Expertise
I am currently working on a number of topics broadly falling under the umbrella of “impacts to water resources in a changing climate”. This entails a range of different projects.
One project involves the quantification of residential wells that my go dry during drought. Unlike public water supplies, residential wells are not regulated (besides some basic reporting when initially installed) so there is little information on the vulnerability of groundwater reliant homes to possible reductions in future recharge. This project relates measures of drought in a given region (i.e. the US Drought Monitor and USGS monitoring wells) to the number of new wells drilled each year in that same region, evaluating whether the number of new wells being drilled increases during period of drought.
Another project focuses on developing low-power sensors to measure sap flow in trees. Sap flow is a measure of how much water a tree is using. While sap flow sensors have been around for decades, nearly all to date require bulky car batteries or solar panels to power them. This limits where the sensors can be placed, whether in wild forests or urban areas. Led by PhD student Justin Beslity, this project has developed low-power sensors that are powered by rechargeable AA batteries, allowing for sensor placement in remote locations or in highly populated areas where the sensors can be kept out of sight. This project has also entailed improving the general methodology of sap flow measurements via the heat pulse technique by developing custom probes that better quantify radial variability in sap flow across the tree trunk and by using a custom drill guide that ensures probes are perfectly aligned when installed in the tree.
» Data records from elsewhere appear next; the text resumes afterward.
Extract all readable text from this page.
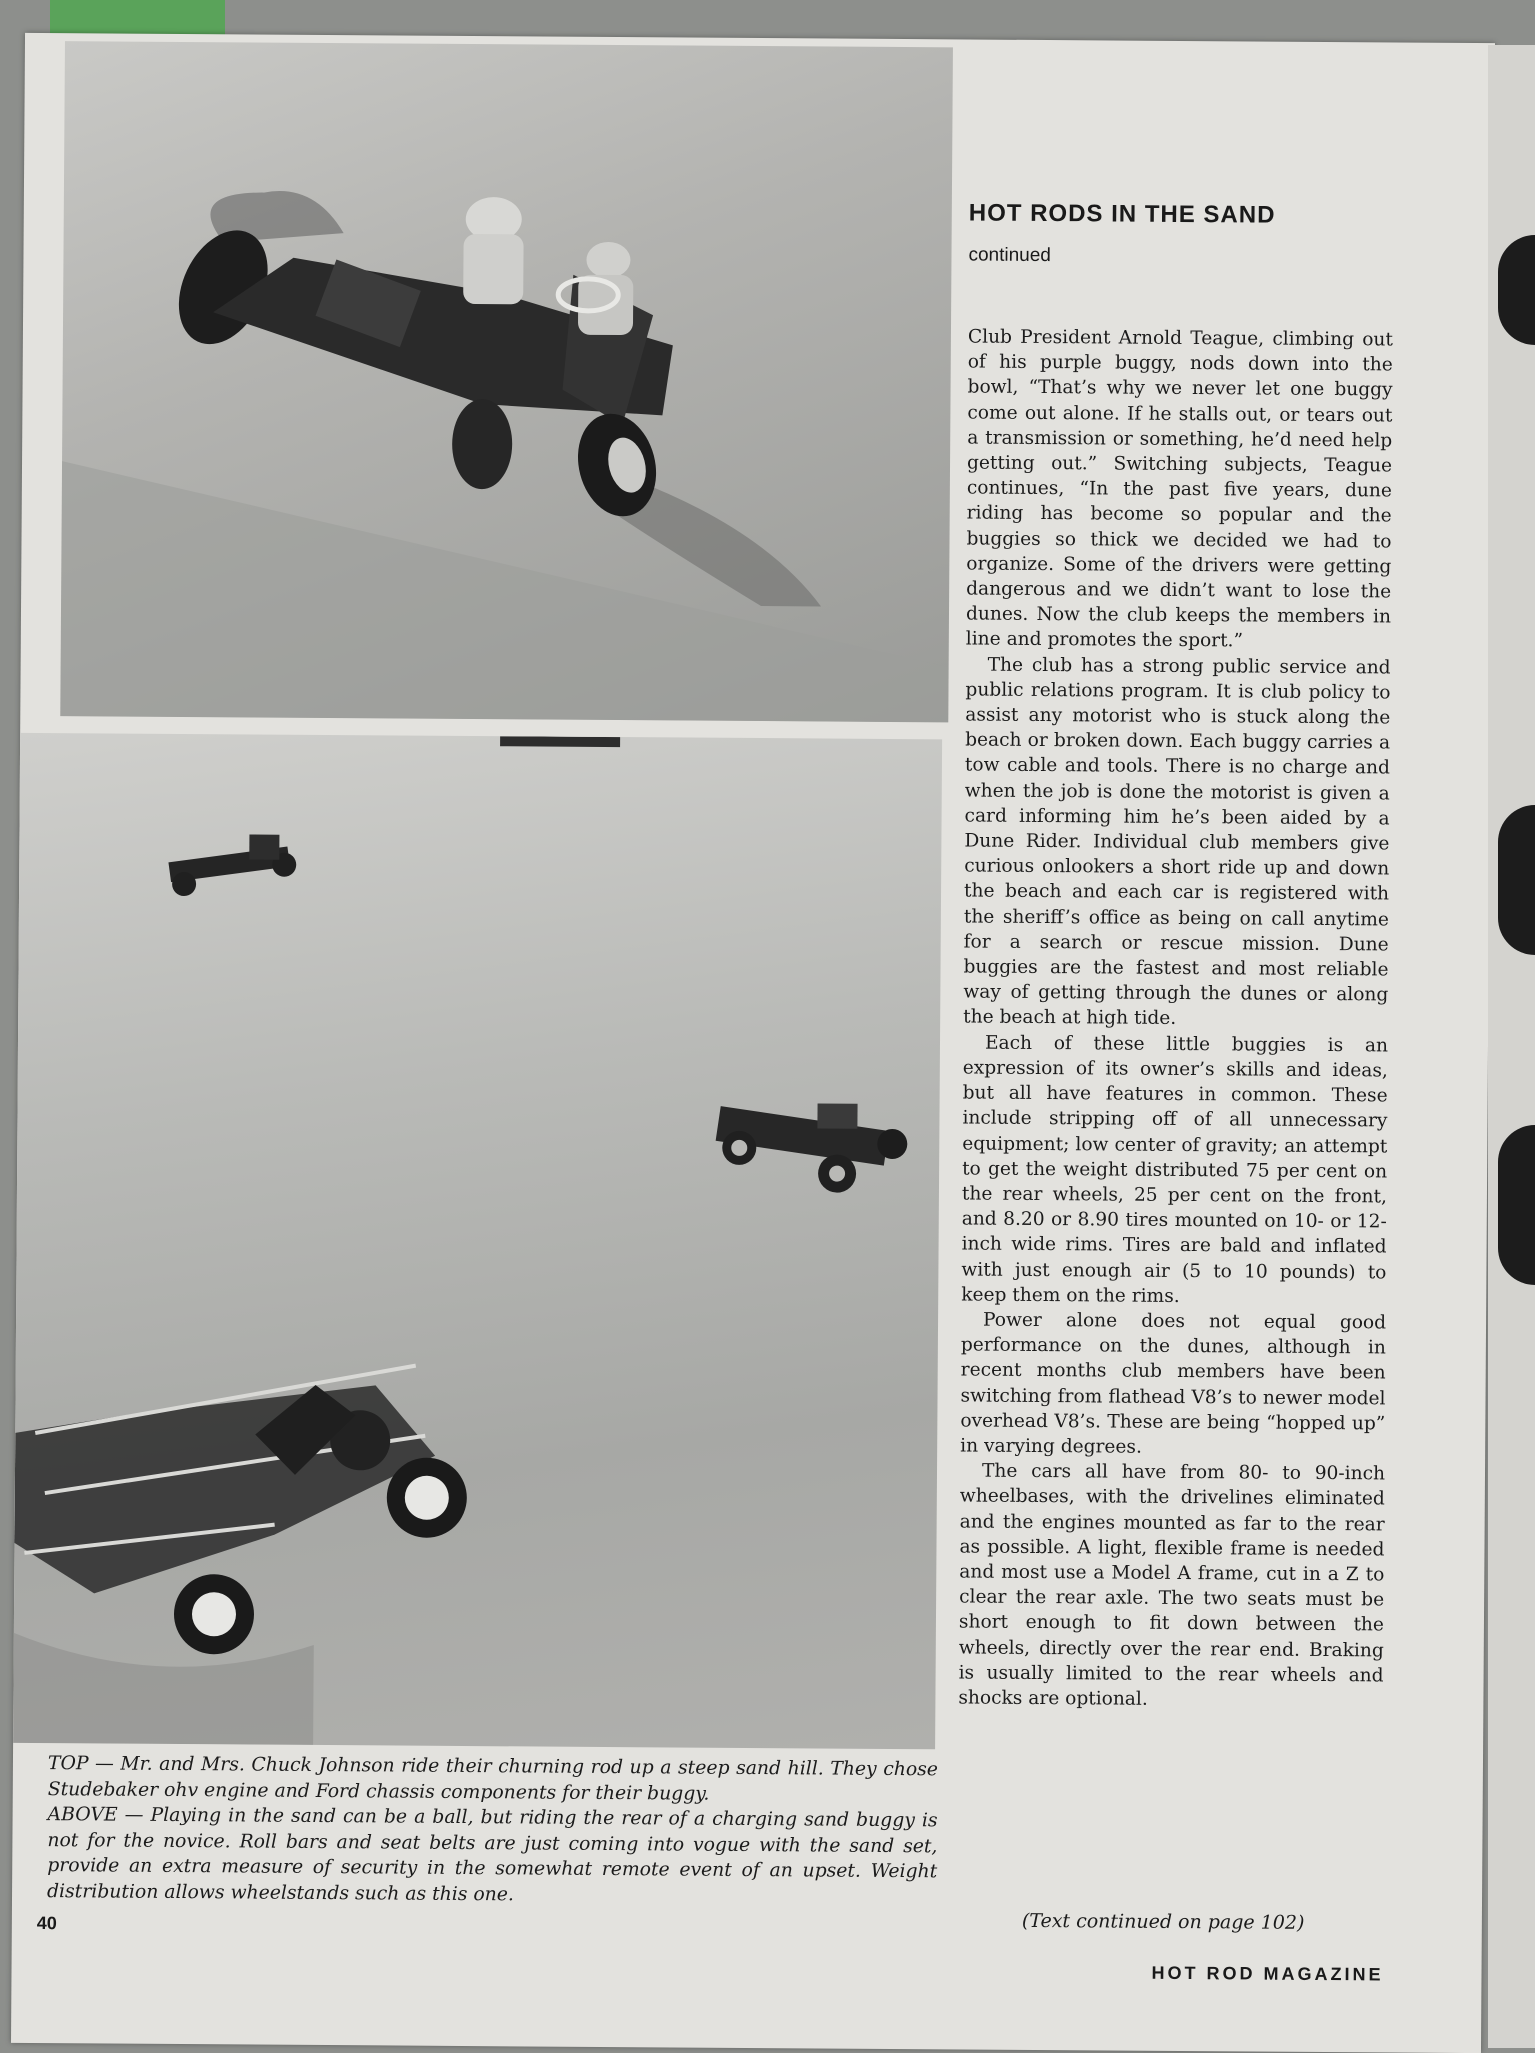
HOT RODS IN THE SAND
continued

Club President Arnold Teague, climbing out of his purple buggy, nods down into the bowl, “That’s why we never let one buggy come out alone. If he stalls out, or tears out a transmission or something, he’d need help getting out.” Switching subjects, Teague continues, “In the past five years, dune riding has become so popular and the buggies so thick we decided we had to organize. Some of the drivers were getting dangerous and we didn’t want to lose the dunes. Now the club keeps the members in line and promotes the sport.”

The club has a strong public service and public relations program. It is club policy to assist any motorist who is stuck along the beach or broken down. Each buggy carries a tow cable and tools. There is no charge and when the job is done the motorist is given a card informing him he’s been aided by a Dune Rider. Individual club members give curious onlookers a short ride up and down the beach and each car is registered with the sheriff’s office as being on call anytime for a search or rescue mission. Dune buggies are the fastest and most reliable way of getting through the dunes or along the beach at high tide.

Each of these little buggies is an expression of its owner’s skills and ideas, but all have features in common. These include stripping off of all unnecessary equipment; low center of gravity; an attempt to get the weight distributed 75 per cent on the rear wheels, 25 per cent on the front, and 8.20 or 8.90 tires mounted on 10- or 12-inch wide rims. Tires are bald and inflated with just enough air (5 to 10 pounds) to keep them on the rims.

Power alone does not equal good performance on the dunes, although in recent months club members have been switching from flathead V8’s to newer model overhead V8’s. These are being “hopped up” in varying degrees.

The cars all have from 80- to 90-inch wheelbases, with the drivelines eliminated and the engines mounted as far to the rear as possible. A light, flexible frame is needed and most use a Model A frame, cut in a Z to clear the rear axle. The two seats must be short enough to fit down between the wheels, directly over the rear end. Braking is usually limited to the rear wheels and shocks are optional.

(Text continued on page 102)

TOP — Mr. and Mrs. Chuck Johnson ride their churning rod up a steep sand hill. They chose Studebaker ohv engine and Ford chassis components for their buggy.

ABOVE — Playing in the sand can be a ball, but riding the rear of a charging sand buggy is not for the novice. Roll bars and seat belts are just coming into vogue with the sand set, provide an extra measure of security in the somewhat remote event of an upset. Weight distribution allows wheelstands such as this one.

40
HOT ROD MAGAZINE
A third project considers new ways to evaluate the effectiveness of agricultural best management practices (BMPs), especially when considered at the watershed scale. A changing climate may modify rainfall patterns, changing nutrient loading to waterbodies. BMPs are a potential way to mitigate this nutrient loading. While BMP effects are often directly measured at the scale of individual BMPs, at the watershed scale most assessment is done by modeling. However, meta-analyses have revealed that standard modeling almost always identifies better results than attempts at more direct analysis using measured data. This project considers ways to integrate simple models with water quality data to more transparently explore watershed scale BMP function.